Cole had a noncommittal answer when asked by New York media on Tuesday whether he had used Spider Tack, a particularly sticky substance that has come under scrutiny in baseball, to aid his pitching.
“I don’t quite know how to answer that, to be honest,” Cole said. “I mean, there are customs and practices that have been passed down from older players to younger players, from the last generation of players to this generation of players. I think there are some things that are certainly out of bounds in that regard, and I’ve stood pretty firm in terms of that.”
Donaldson indicated that he was prepared for possible retaliation from Cole, whose spin rate dropped on his four primary pitches — four-seam fastball, curveball, changeup and slider — in his June 3 start against Tampa Bay.
“I’m not in his brain,” Donaldson said. “If he decides to do whatever he wants to do, do it.”
“I’m not worried about it, going into the game, in any way,” Twins manager Rocco Baldelli said. “I anticipate Gerrit Cole going out there and being the Gerrit Cole we’ve seen for a long time.”
Donaldson, who ended up going 0-for-3 against Cole with two strikeouts on Wednesday night, said he felt it was important to speak publicly on behalf of hitters around the league in the aftermath of the discussion first rising into the public consciousness during a press conference from St. Louis manager Mike Shildt, who saw pitcher Giovanny Gallegos have a hat confiscated by umpire Joe West during a May 26 game between the Cardinals and White Sox.

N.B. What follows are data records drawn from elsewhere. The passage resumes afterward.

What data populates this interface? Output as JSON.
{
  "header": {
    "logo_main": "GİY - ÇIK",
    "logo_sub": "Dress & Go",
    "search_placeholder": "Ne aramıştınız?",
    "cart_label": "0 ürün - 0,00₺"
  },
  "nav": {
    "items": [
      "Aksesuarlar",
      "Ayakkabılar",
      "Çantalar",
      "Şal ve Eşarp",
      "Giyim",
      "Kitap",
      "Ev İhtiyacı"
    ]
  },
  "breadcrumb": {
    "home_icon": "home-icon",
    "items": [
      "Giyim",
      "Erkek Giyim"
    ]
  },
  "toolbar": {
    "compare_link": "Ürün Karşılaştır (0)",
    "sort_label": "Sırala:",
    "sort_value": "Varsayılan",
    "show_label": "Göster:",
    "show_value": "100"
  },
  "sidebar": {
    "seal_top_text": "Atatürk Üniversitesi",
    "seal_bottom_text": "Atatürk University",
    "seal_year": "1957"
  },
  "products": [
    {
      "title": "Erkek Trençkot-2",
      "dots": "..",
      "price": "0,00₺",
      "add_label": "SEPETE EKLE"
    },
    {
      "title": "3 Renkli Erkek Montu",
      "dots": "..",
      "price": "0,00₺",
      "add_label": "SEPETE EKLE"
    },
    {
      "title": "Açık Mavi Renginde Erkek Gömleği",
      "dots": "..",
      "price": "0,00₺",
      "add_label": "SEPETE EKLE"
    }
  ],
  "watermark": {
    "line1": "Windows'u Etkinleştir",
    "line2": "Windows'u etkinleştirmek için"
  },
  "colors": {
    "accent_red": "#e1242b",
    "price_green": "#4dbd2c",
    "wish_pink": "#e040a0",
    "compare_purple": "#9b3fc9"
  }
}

“Nobody is speaking up for the hitters right now,” Donaldson said. “It’s probably not going to be [taken] as serious as if it’s a rookie or somebody else who doesn’t have the time in the big leagues. I felt it was almost a responsibility for me to say something with this, that’s how serious I think it is.”
Donaldson said that he’s had 10-15 players from opposing teams reach out in support of his speaking up about the issue, which he said he began exploring more in-depth while he was teammates with Bauer in Cleveland during the 2018 season. Bauer has long been outspoken about the potential for foreign substances to improve spin rates.
With the league reportedly intending to ramp up its enforcement against pitchers using such substances, Donaldson said he’s cautiously encouraged — but hopes to see what the results indicate over the coming months.
“I think we’re going to see it,” Donaldson said. “I think time is the ultimate test, right, to where this goes. I mean, it’s been a week. We’ll see what happens. … It’s not just me. I spoke up to media, to the players’ union, to MLB, to try and voice my opinion on it. To see some stuff start to go, that’s good.”